Best of all was just the time spent with Dad, watching him master the machine, and witnessing the plants get gobbled up into the teeth of the scythe cutter wheel, hearing them get swallowed into the belly and then auger-unloaded up into the holding tank. From the truck, I could see the straw walkers spew the chaff out the back, returning it to the earth from where it once grew. The whole process took only minutes. As a child, I could trust that Dad had his finger on the pulse. Things were safe on his watch.
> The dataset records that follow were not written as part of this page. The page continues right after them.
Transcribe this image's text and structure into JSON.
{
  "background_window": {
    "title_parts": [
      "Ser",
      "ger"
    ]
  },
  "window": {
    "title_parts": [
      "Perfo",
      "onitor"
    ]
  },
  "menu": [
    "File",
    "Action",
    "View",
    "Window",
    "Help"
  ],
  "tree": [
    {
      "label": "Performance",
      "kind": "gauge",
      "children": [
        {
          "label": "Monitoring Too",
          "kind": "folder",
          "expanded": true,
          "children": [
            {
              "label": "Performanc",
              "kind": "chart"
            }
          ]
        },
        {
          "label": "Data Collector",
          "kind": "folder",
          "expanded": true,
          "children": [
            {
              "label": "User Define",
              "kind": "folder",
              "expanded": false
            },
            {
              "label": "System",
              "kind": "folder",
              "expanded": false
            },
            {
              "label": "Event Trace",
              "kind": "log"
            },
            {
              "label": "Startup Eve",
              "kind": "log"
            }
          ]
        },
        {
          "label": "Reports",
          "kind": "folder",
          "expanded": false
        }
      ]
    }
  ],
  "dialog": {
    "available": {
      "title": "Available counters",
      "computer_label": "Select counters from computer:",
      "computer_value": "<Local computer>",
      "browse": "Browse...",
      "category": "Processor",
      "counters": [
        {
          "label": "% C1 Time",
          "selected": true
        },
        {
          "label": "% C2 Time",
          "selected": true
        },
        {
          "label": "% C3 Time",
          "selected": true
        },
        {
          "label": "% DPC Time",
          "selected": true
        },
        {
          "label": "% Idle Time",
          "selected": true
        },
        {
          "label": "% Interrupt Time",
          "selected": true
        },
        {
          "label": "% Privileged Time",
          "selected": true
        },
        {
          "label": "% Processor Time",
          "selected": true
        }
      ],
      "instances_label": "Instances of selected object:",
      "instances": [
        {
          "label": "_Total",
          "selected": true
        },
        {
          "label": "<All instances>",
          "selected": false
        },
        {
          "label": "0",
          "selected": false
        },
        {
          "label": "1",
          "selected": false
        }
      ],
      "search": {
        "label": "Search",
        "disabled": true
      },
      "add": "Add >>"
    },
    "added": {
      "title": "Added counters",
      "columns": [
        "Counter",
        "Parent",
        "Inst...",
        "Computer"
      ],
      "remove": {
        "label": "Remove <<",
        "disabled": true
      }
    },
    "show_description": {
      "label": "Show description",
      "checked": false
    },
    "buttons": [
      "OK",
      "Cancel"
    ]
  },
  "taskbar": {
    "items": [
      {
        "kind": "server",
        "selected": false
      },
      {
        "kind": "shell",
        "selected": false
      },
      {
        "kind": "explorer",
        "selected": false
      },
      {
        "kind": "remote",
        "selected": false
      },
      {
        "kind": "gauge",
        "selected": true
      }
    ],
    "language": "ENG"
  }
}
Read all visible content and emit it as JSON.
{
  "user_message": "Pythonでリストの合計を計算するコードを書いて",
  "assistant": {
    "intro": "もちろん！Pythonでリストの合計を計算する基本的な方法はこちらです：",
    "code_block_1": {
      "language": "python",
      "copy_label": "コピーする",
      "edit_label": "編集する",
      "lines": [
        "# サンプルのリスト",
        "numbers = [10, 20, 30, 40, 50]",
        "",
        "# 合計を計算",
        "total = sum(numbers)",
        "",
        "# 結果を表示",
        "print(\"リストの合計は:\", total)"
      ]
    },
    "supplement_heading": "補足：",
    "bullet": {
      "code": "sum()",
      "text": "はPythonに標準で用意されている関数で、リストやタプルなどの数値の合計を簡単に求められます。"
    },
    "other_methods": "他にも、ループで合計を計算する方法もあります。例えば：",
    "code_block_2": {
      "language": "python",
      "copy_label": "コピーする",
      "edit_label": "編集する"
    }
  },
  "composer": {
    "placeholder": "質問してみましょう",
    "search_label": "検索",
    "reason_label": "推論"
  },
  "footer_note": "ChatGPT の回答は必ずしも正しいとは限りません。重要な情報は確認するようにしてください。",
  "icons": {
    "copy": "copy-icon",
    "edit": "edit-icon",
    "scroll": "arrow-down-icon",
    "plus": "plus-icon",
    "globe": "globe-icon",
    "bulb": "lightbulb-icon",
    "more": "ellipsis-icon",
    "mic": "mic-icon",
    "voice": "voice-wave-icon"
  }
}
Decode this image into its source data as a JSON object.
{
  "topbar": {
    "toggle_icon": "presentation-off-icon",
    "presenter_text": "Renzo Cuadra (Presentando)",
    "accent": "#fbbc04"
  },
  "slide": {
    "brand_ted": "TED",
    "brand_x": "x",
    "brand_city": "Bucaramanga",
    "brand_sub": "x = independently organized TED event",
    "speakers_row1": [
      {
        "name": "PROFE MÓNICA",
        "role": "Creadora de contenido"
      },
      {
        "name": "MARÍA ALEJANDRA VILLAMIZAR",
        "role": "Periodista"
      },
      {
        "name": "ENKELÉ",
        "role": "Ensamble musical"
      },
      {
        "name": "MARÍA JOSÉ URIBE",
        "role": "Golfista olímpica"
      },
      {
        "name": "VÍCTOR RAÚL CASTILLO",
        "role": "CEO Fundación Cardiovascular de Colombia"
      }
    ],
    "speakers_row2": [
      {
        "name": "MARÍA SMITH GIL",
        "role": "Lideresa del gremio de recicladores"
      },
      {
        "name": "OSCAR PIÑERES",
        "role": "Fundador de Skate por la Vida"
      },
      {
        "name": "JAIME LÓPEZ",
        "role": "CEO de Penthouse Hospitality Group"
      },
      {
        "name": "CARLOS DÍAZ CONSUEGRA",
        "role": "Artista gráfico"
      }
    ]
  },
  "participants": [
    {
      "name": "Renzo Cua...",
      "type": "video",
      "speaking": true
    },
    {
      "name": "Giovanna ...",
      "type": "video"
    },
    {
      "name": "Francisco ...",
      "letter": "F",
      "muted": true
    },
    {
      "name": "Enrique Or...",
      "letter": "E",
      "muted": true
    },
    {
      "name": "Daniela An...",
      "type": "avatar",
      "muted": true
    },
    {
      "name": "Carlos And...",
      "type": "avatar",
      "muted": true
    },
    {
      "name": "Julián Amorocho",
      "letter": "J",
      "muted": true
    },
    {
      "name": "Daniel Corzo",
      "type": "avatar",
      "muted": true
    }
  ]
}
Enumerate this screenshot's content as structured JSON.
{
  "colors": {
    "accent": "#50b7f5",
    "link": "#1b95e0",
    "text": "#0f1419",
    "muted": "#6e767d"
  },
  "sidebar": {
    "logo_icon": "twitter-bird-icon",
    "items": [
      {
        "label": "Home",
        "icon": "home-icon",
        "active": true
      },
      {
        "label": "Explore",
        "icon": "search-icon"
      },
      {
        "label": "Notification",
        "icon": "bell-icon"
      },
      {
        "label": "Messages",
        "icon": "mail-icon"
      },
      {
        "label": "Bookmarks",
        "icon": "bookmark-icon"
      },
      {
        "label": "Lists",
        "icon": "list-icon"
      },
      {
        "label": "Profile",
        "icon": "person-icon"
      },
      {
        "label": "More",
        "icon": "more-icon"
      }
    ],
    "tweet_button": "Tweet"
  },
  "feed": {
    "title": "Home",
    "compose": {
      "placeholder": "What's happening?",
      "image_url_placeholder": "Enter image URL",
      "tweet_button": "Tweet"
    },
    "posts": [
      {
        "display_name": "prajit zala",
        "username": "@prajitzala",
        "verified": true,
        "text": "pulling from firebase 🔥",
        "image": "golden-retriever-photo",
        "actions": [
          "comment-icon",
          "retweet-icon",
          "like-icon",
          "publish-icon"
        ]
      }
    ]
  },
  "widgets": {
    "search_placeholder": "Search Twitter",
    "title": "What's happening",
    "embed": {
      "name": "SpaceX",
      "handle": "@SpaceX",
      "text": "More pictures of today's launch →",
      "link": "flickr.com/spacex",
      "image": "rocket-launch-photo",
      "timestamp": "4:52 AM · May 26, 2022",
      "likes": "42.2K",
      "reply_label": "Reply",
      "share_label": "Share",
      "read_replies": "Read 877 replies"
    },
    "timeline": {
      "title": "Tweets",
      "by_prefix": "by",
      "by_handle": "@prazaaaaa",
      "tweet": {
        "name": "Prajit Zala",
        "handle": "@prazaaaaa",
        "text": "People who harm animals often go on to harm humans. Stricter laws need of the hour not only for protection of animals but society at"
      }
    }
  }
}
I loved watching the grain spill from the auger out into the holding tank just behind where my dad sat in the driver’s seat. As soon as it was full enough for me to reach, I would hand pick grasshoppers and rescue them. Some exhibited war wounds like missing limbs and wings that I pointed out to Dad. He’d always chuckle at my sensitivity and I’d scowl back, proceed to pick up the ones I could, shower them with empathy and release them to safety. I didn’t like when they spit their tobacco-colored substance on my hands, but this just became part of my grime at the end of the day.

I learned later that grasshoppers spit as a self defense mechanism to repel predators. I also later read that in some parts of the farming world, grasshoppers aren’t cute when they consume entire crops. As a child, they were a treasure and I loved when they catapulted themselves off into the distance to safety. To me, they were interesting creatures—my friends.